Of course there’s the fact that in the midst of wanting to be all of these things, I also haven’t really done any single one of them. I’ve never quite known what I really want to do, and that has lead to not doing anything. Not the best track record.

So I’ve settled on a few things that are common to all of the selves I dream of being. My ideal self sleeps 8 hours every night. She priorities eating protein and fiber daily. She spends her days productively, and isn’t glued to her phone constantly. She is confident and happy. She proactively manages her stress levels. She makes sure she’s being challenged in all aspects — career, fitness, personal development, etc.

Yup. It’s the basics. Mental, emotional, and physical health. That’s the base of who I want to be. Pretending like I’m the person who has all these has helped on occasion the past few weeks, but I’m really planning to dial it up in the common month. This time next month, I hope to be able to say that I’ve met all my great ideas and goals for February.

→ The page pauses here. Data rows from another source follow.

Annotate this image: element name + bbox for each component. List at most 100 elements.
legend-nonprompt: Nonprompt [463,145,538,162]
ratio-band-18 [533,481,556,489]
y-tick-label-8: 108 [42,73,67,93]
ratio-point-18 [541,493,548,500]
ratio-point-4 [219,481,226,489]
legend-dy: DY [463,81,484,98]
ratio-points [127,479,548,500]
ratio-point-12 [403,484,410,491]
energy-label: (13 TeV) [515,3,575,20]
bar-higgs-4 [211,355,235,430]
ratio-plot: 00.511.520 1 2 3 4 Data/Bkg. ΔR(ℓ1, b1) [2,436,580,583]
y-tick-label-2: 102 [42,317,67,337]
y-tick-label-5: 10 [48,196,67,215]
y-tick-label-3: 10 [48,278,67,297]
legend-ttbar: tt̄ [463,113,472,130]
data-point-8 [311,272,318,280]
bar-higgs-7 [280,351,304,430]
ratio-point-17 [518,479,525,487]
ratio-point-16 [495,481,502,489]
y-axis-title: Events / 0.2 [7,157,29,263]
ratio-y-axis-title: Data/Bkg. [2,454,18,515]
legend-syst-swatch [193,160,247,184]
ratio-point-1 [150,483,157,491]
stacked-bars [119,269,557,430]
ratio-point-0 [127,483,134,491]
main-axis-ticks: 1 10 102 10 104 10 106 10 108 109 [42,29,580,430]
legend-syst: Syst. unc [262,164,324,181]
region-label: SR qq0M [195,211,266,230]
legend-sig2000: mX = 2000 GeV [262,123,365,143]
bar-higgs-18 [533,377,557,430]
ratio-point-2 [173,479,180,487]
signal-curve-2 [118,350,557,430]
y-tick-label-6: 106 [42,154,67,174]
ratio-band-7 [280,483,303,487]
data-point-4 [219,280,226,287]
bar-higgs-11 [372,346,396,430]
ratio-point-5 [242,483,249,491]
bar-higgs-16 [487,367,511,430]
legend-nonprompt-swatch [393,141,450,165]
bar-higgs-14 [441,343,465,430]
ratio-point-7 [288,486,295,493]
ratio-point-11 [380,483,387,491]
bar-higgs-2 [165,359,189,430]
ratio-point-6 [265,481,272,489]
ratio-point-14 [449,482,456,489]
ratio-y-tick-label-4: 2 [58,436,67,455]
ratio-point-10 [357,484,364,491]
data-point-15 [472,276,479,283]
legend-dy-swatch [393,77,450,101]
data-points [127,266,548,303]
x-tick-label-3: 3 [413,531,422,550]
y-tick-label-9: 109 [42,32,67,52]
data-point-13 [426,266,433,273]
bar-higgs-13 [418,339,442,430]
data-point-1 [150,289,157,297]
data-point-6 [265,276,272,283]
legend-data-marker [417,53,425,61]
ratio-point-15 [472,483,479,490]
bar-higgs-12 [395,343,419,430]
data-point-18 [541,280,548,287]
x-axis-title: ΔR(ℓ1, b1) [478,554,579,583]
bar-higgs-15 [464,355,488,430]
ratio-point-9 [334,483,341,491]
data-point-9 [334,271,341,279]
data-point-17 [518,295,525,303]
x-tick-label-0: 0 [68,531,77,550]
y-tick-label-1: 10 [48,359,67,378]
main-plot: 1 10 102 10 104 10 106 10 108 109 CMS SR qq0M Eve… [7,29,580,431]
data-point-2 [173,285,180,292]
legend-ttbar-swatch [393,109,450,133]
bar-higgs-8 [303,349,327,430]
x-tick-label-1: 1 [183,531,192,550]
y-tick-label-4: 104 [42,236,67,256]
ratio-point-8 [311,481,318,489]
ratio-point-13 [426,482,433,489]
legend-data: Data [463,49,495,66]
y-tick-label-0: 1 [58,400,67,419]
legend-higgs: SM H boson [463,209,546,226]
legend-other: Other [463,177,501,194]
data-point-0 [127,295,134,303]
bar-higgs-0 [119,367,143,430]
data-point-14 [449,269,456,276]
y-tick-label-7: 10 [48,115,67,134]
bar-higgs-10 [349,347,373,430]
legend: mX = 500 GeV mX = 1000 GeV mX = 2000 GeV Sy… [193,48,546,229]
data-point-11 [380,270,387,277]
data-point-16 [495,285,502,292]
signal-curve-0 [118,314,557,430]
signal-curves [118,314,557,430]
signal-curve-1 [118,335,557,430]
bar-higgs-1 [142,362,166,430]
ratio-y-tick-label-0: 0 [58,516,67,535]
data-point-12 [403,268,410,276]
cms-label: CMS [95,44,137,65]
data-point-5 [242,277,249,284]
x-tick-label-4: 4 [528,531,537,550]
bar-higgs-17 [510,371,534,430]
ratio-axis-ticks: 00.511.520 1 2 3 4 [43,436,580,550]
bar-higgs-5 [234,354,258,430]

bookmark_border2024: A Year in Review

The end of another year. Let’s do this. I’m not certain how to feel about 2024. I think it was great as far as fitness and health go. It was just okay in terms of hobbies. It wasn’t so great career-wise. But in this market, I’m just glad I still have a job. Anyhow, here’s some of the good stuff.

  1. Moved to NYC proper
  2. Traveled to Arizona, Texas, and Ireland for the first time
  3. Ran my first half marathon and also my first 10k
  4. Got my first v4 climb (and 6 in the whole year)
  5. Got back into skiing
  6. Invested more
  7. Maintained a perfect Duolingo streak (I literally didn’t miss a single day this year!)
  8. Got all 12 monthly Duolingo challenges
  9. Wrote 12 blog posts
  10. Read 17 books
  11. Survived another round of layoffs at my company

Overall, an okay year. I’m grateful for some things and looking forward to improve others in 2025!